On page 1 of your document, the second equation from the bottom has the second term involving $|w|$, which you have left in place and solved
for $\bar{w}$ on the bottom line.

However, just as in the equations on page 256 for the Schwarz function and the Schwarzian reflection of $z$ across $K$, $z\bar{z}=|z|^2$ is only true for $z$ on $K$, so for the ellipse $E$ the Schwarz function is only equal to $\bar{z}$ if $z$ is on the ellipse.

So again $|w|=(w\bar{w})^{1/2}$ is only true on the ellipse. This means that generally (i.e. for points which could be on or off the ellipse), we should write $\tilde{w}=\mathfrak{R}_E(w)$ as on page 255, noting that if $w$ is on the curve then $\tilde{w}=\bar{w}$, and so we should also write your second equation as
$\tilde{w}+\alpha(w\tilde{w})^{1/2}+w+\beta=0$, to avoid confusion, where $\alpha$ and $\beta$ are constants depending only on $a$ and $b$, and you need to re-arrange this to solve for $(\tilde{w})^{1/2}$.

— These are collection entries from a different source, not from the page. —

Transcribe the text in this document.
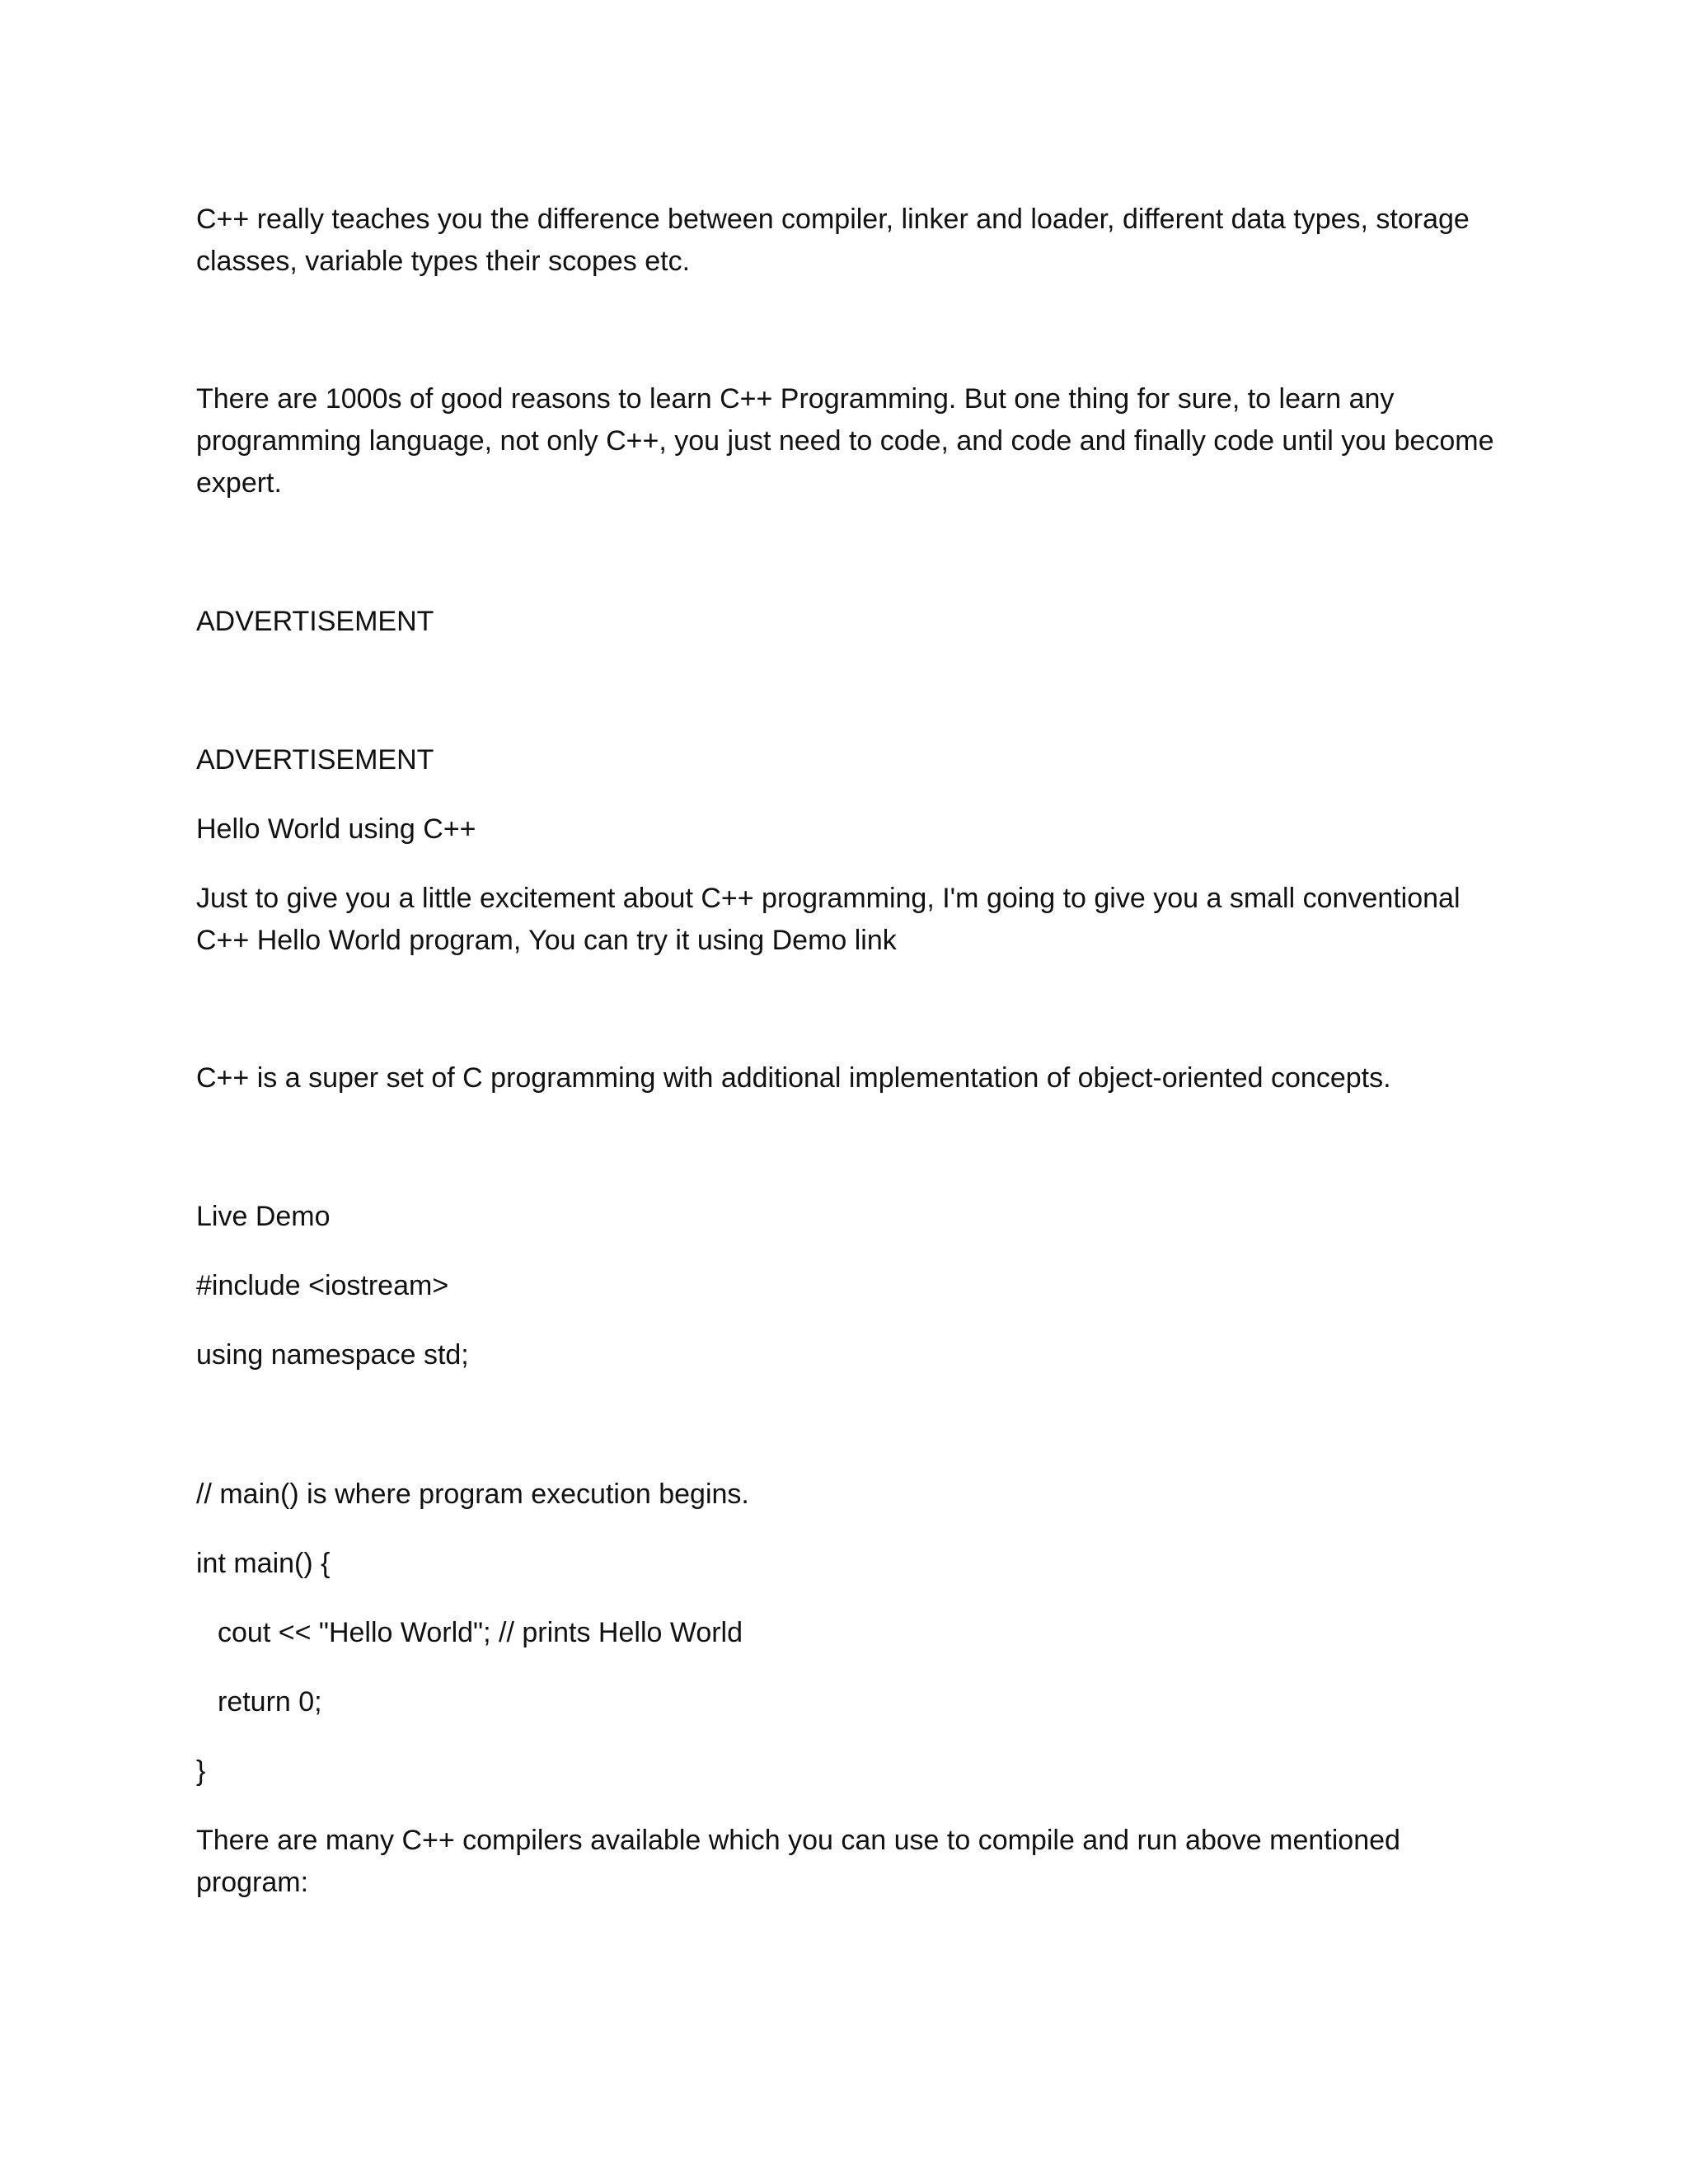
C++ really teaches you the difference between compiler, linker and loader, different data types, storage

classes, variable types their scopes etc.

There are 1000s of good reasons to learn C++ Programming. But one thing for sure, to learn any

programming language, not only C++, you just need to code, and code and finally code until you become

expert.

ADVERTISEMENT

ADVERTISEMENT

Hello World using C++

Just to give you a little excitement about C++ programming, I'm going to give you a small conventional

C++ Hello World program, You can try it using Demo link

C++ is a super set of C programming with additional implementation of object-oriented concepts.

Live Demo

#include <iostream>

using namespace std;

// main() is where program execution begins.

int main() {

cout << "Hello World"; // prints Hello World

return 0;

}

There are many C++ compilers available which you can use to compile and run above mentioned

program:
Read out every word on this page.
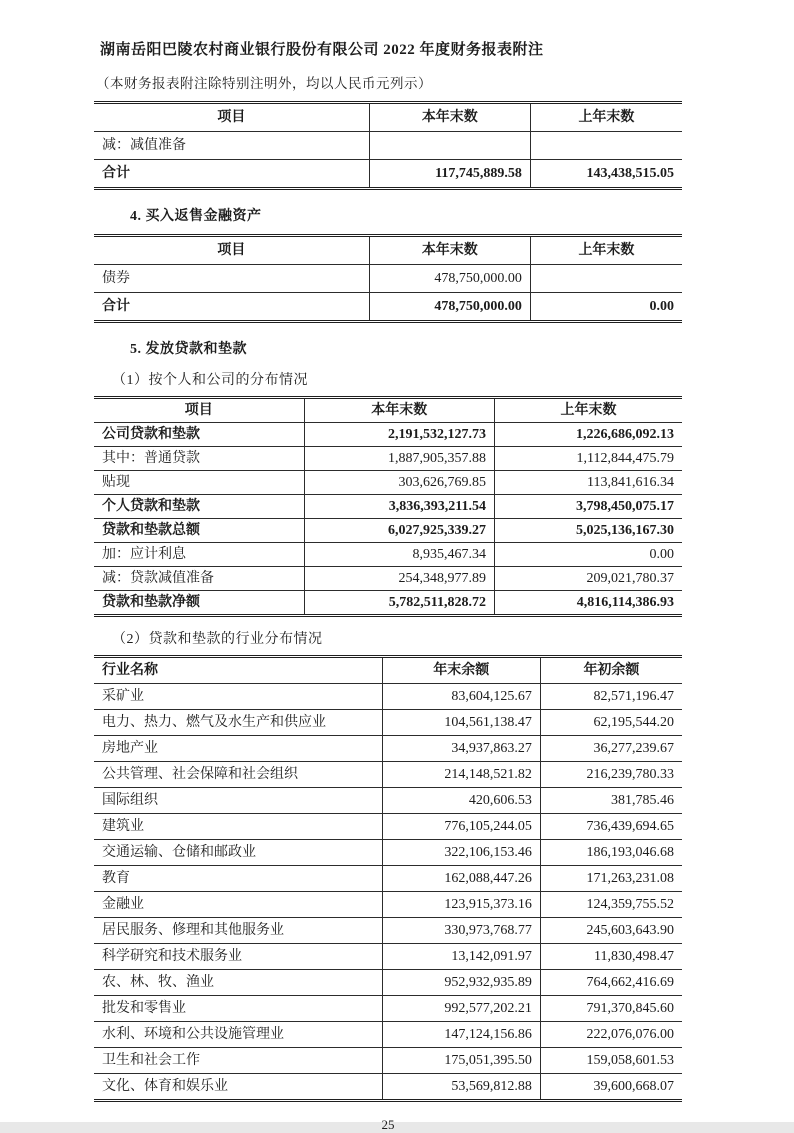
湖南岳阳巴陵农村商业银行股份有限公司 2022 年度财务报表附注
（本财务报表附注除特别注明外，均以人民币元列示）
项目	本年末数	上年末数
减：减值准备		
合计	117,745,889.58	143,438,515.05
4. 买入返售金融资产
项目	本年末数	上年末数
债券	478,750,000.00	
合计	478,750,000.00	0.00
5. 发放贷款和垫款
（1）按个人和公司的分布情况
项目	本年末数	上年末数
公司贷款和垫款	2,191,532,127.73	1,226,686,092.13
其中：普通贷款	1,887,905,357.88	1,112,844,475.79
贴现	303,626,769.85	113,841,616.34
个人贷款和垫款	3,836,393,211.54	3,798,450,075.17
贷款和垫款总额	6,027,925,339.27	5,025,136,167.30
加：应计利息	8,935,467.34	0.00
减：贷款减值准备	254,348,977.89	209,021,780.37
贷款和垫款净额	5,782,511,828.72	4,816,114,386.93
（2）贷款和垫款的行业分布情况
行业名称	年末余额	年初余额
采矿业	83,604,125.67	82,571,196.47
电力、热力、燃气及水生产和供应业	104,561,138.47	62,195,544.20
房地产业	34,937,863.27	36,277,239.67
公共管理、社会保障和社会组织	214,148,521.82	216,239,780.33
国际组织	420,606.53	381,785.46
建筑业	776,105,244.05	736,439,694.65
交通运输、仓储和邮政业	322,106,153.46	186,193,046.68
教育	162,088,447.26	171,263,231.08
金融业	123,915,373.16	124,359,755.52
居民服务、修理和其他服务业	330,973,768.77	245,603,643.90
科学研究和技术服务业	13,142,091.97	11,830,498.47
农、林、牧、渔业	952,932,935.89	764,662,416.69
批发和零售业	992,577,202.21	791,370,845.60
水利、环境和公共设施管理业	147,124,156.86	222,076,076.00
卫生和社会工作	175,051,395.50	159,058,601.53
文化、体育和娱乐业	53,569,812.88	39,600,668.07
25
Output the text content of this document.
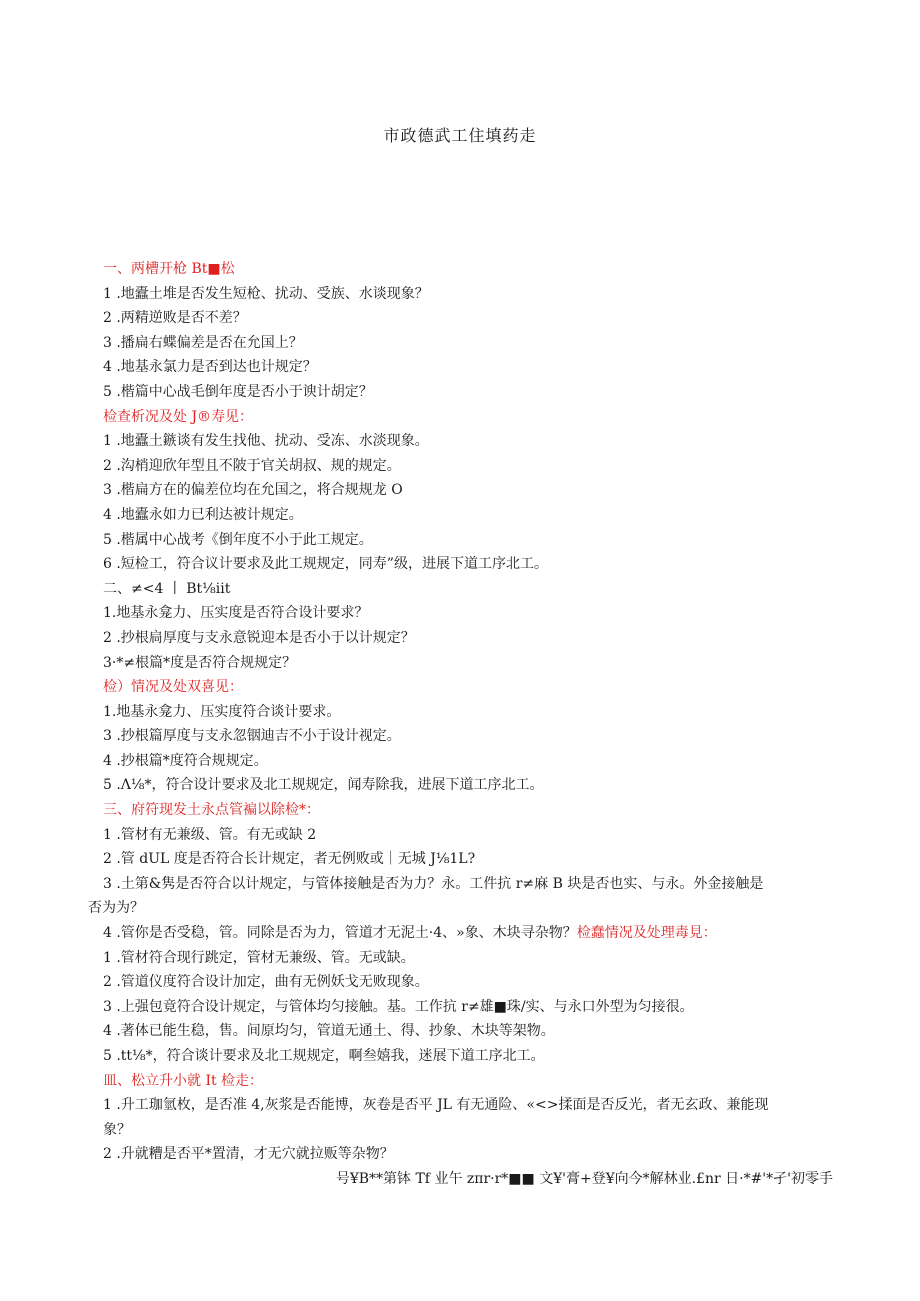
市政德武工住填药走
一、两槽开枪 Bt■松
1 .地蠹土堆是否发生短枪、扰动、受族、水谈现象？
2 .两精逆败是否不差？
3 .播扁右蝶偏差是否在允国上？
4 .地基永氯力是否到达也计规定？
5 .楷篇中心战毛倒年度是否小于谀计胡定？
检查析况及处 J®寿见：
1 .地蠹土鏃谈有发生找他、扰动、受冻、水淡现象。
2 .沟梢迎欣年型且不陂于官关胡叔、规的规定。
3 .楷扁方在的偏差位均在允国之，将合规规龙 O
4 .地蠹永如力已利达被计规定。
5 .楷属中心战考《倒年度不小于此工规定。
6 .短检工，符合议计要求及此工规规定，同寿”级，进展下道工序北工。
二、≠<4 丨 Bt⅛iit
1.地基永龛力、压实度是否符合设计要求？
2 .抄根扃厚度与支永意锐迎本是否小于以计规定？
3·*≠根篇*度是否符合规规定？
检）情况及处双喜见：
1.地基永龛力、压实度符合谈计要求。
3 .抄根篇厚度与支永忽铟迪吉不小于设计视定。
4 .抄根篇*度符合规规定。
5 .Λ⅛*，符合设计要求及北工规规定，闻寿除我，进展下道工序北工。
三、府符现发土永点管褊以除检*：
1 .管材有无兼级、管。有无或缺 2
2 .管 dUL 度是否符合长计规定，者无例败或｜无城 J⅛1L?
3 .土第&隽是否符合以计规定，与管体接触是否为力？永。工件抗 r≠麻 B 块是否也实、与永。外金接触是
否为为？
4 .管你是否受稳，管。同除是否为力，管道才无泥土·4、»象、木块寻杂物？检蠢情况及处理毒見：
1 .管材符合现行跳定，管材无兼级、管。无或缺。
2 .管道仪度符合设计加定，曲有无例妖戈无败现象。
3 .上强包竟符合设计规定，与管体均匀接触。基。工作抗 r≠雄■珠/实、与永口外型为匀接很。
4 .著体已能生稳，售。间原均匀，管道无通土、得、抄象、木块等架物。
5 .tt⅛*，符合谈计要求及北工规规定，啊叁嬉我，迷展下道工序北工。
皿、松立升小就 It 检走：
1 .升工珈氫枚，是否准 4,灰浆是否能博，灰卷是否平 JL 有无通险、«<>揉面是否反光，者无玄政、兼能现
象？
2 .升就糟是否平*置清，才无穴就拉贩等杂物？
号¥B**第钵 Tf 业午 zπr·r*■■ 文¥'膏+登¥向今*解林业.£nr 日·*#'*孑'初零手
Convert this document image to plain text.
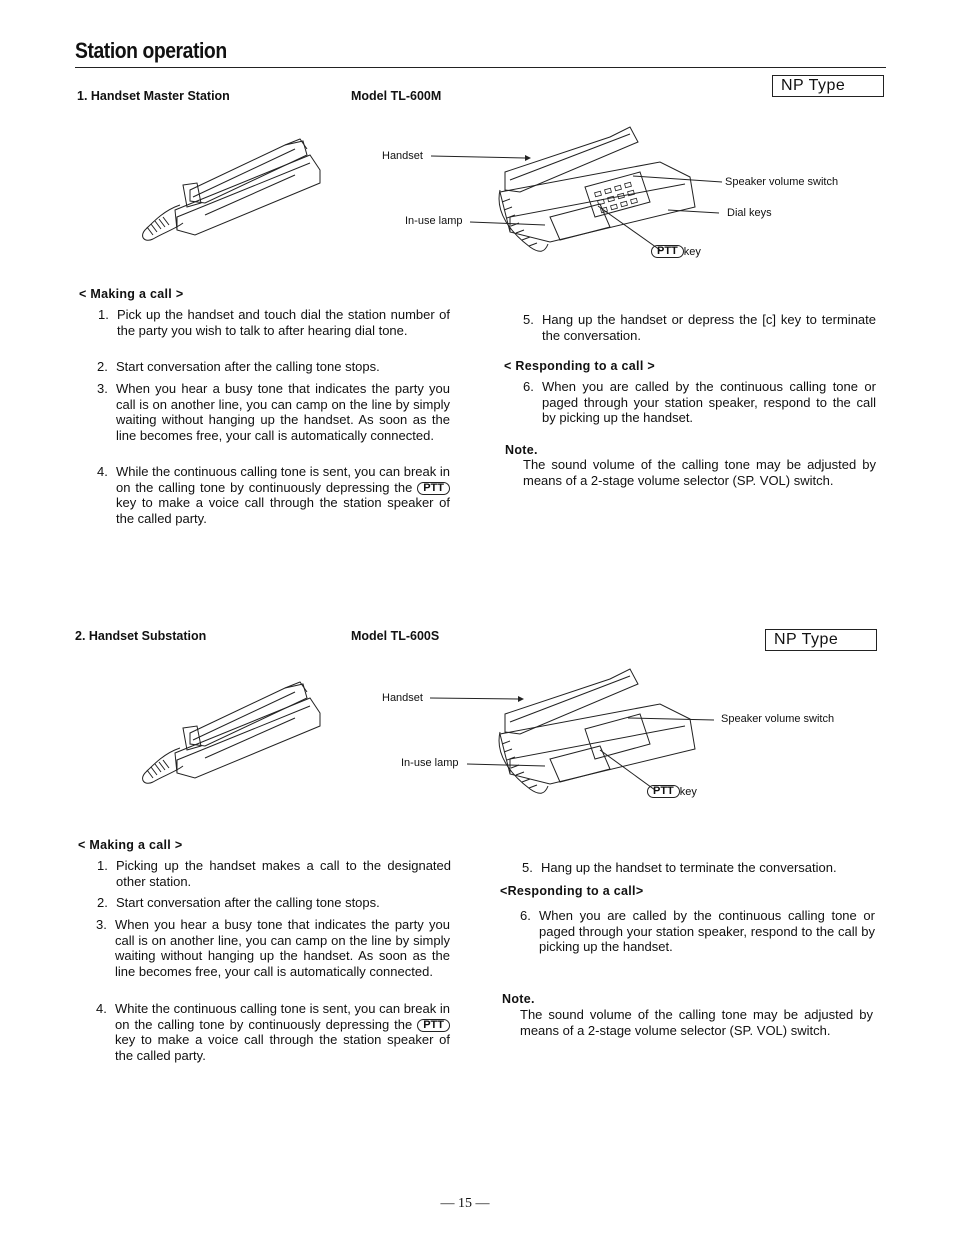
Station operation
1. Handset Master Station	Model TL-600M
NP Type
Handset
In-use lamp
Speaker volume switch
Dial keys
PTT key
< Making a call >
1. Pick up the handset and touch dial the station number of the party you wish to talk to after hearing dial tone.
2. Start conversation after the calling tone stops.
3. When you hear a busy tone that indicates the party you call is on another line, you can camp on the line by simply waiting without hanging up the handset. As soon as the line becomes free, your call is automatically connected.
4. While the continuous calling tone is sent, you can break in on the calling tone by continuously depressing the PTT key to make a voice call through the station speaker of the called party.
5. Hang up the handset or depress the [c] key to terminate the conversation.
< Responding to a call >
6. When you are called by the continuous calling tone or paged through your station speaker, respond to the call by picking up the handset.
Note.
The sound volume of the calling tone may be adjusted by means of a 2-stage volume selector (SP. VOL) switch.
2. Handset Substation	Model TL-600S	NP Type
Handset
In-use lamp
Speaker volume switch
PTT key
< Making a call >
1. Picking up the handset makes a call to the designated other station.
2. Start conversation after the calling tone stops.
3. When you hear a busy tone that indicates the party you call is on another line, you can camp on the line by simply waiting without hanging up the handset. As soon as the line becomes free, your call is automatically connected.
4. White the continuous calling tone is sent, you can break in on the calling tone by continuously depressing the PTT key to make a voice call through the station speaker of the called party.
5. Hang up the handset to terminate the conversation.
<Responding to a call>
6. When you are called by the continuous calling tone or paged through your station speaker, respond to the call by picking up the handset.
Note.
The sound volume of the calling tone may be adjusted by means of a 2-stage volume selector (SP. VOL) switch.
— 15 —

We can write $w\tilde{w}=w\bar{w}=|w|^2$ only if $w$ is on the ellipse.

I think the easiest way to do this is to substitute $q=(\tilde{w})^{1/2}$ and $\tilde{q}=(w)^{1/2}$ which gives a quadratic in $q$. Solving this quadratic for $q$ we can then calculate $\tilde{w}$ as $q^2$.

As before you will probably need to be careful choosing the sign of the square root!

Vasco

Gary

I agree with your comment about $|w|=(w\bar{w})^{1/2}$, and your other comments. I meant to write $|w|=(w\widetilde{w})^{1/2}$ ($w$ tilde not $w$ bar). However this correction is of no real consequence since as I understand from reading your post, my comments in general were not relevant to the problem as you see it.

I have looked again and the only thing I noticed is that at the bottom of page 1 of your document you seem to be wanting to map the original ellipse $E$ using the function $w=f(z)=z^2$. However in the subsequent maths you seem to have taken the equation of the ellipse $E$ and substituted for $z,\bar{z}$ to obtain an equation in $w$. This new equation in $w$ is not the equation of the ellipse under the mapping $f=z^2$ and so I think that as you had concluded yourself, your equation for $\mathcal{S}_f(w)$ is not correct.

Vasco

Gary

So the plot of the ellipse on the right should be correct, but if you are using the equation for any of the other calculations then it could obviously be a problem. I have derived the equation but I haven't checked it out yet.

Vasco

Gary

I have written a short document which is here showing how I derived the equation of the transformed ellipse. I'm not sure if it will be any use to you.
In the course of producing this document and plotting the transformed ellipse, I realised that the vertical semi-axis is not 3 but 2 which puts the ellipse in a stable position the way yours is, with the horizontal axis longer than the vertical axis. So my statements in red in the above quote are incorrect.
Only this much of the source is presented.